Тем временем, перевод Светония близился к концу. Веттерман и Браккель остались вдвоем. За советника, со слов Щелканова, челом бил его герцог Арцымагнус, сильно печалился, мол, как без рук, без этого Шрафера. Умолил-таки государя. Жениться на дочке Старицкого князя обещал. Государь и отпустил. Ему виднее. Пасторам пора было выводить на сцену Шрове. Подгадав момент, когда к ним в палату заглянул сам Висковатый, Веттерман объяснил ему суть дела: мол, есть образованнейший человек, протирающий штаны без дела на Болвановке.

– Кто таков? – Кратко поинтересовался думный дьяк.

– Тидеман Шрове. Он был городским советником в Юрьеве. Его бы боярину князю Воронцову при себе оставить, да ошибочно на Москву отослали. Преданнейший государю человек, и языкам обучен. В двух университетах учился, и законы все назубок знает и богословие. – Вставил свое слово Браккель.

– Андрей, – Висковатый согласно кивнул головой Щелканову, – на завтрашний день привези.

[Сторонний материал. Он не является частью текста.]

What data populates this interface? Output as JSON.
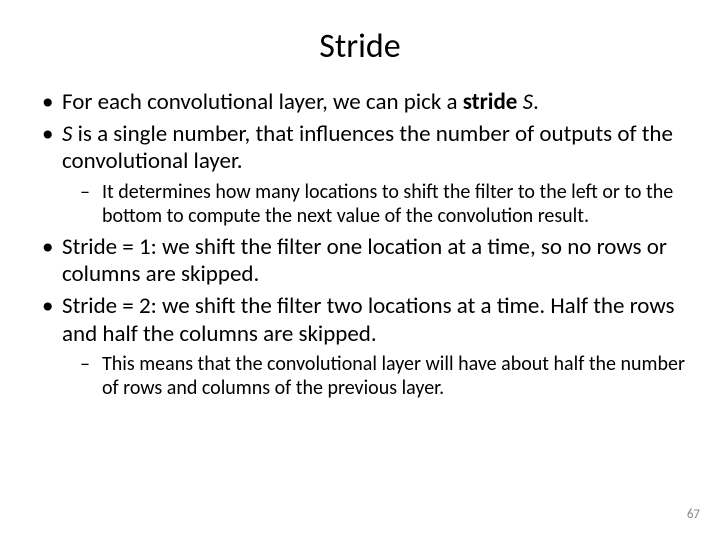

Глянем, что за человечишко.

Тут уж Шрове не сплоховал. Отыграл свою роль блестяще. Столько про себя наплел, что Веттерман с Браккелем лишь переглядывались. Какие два университета! Почитай везде учился – от Италии до северной Германии. Все знает, всем владеет. Государю до гробовой доски служить будет, аки пес верный. На что Висковатый усмехнулся криво и чуть остудил пыл бывшего ратмана, произнеся таинственную фразу:

– Бывает у нас и без гробов хоронят… псам скармливают.

Для Шрове отдельно вынесли из сокровищницы книжной «Историю» Тита Ливия. Сам попросил. Браккель заранее его научил, как правильно и сразу заявить о себе. Тем более Висковатый передавал им царскую волю насчет Ливия.

– Слышал я, что государь сильно сие сочинение ждет. – Подобострастно объяснил Шрове свою просьбу казначею Никите Фуникову. Тот не ответил, вздохнул глубоко – опять по подземельям волочиться с тяжеленными ключами, но все выполнил.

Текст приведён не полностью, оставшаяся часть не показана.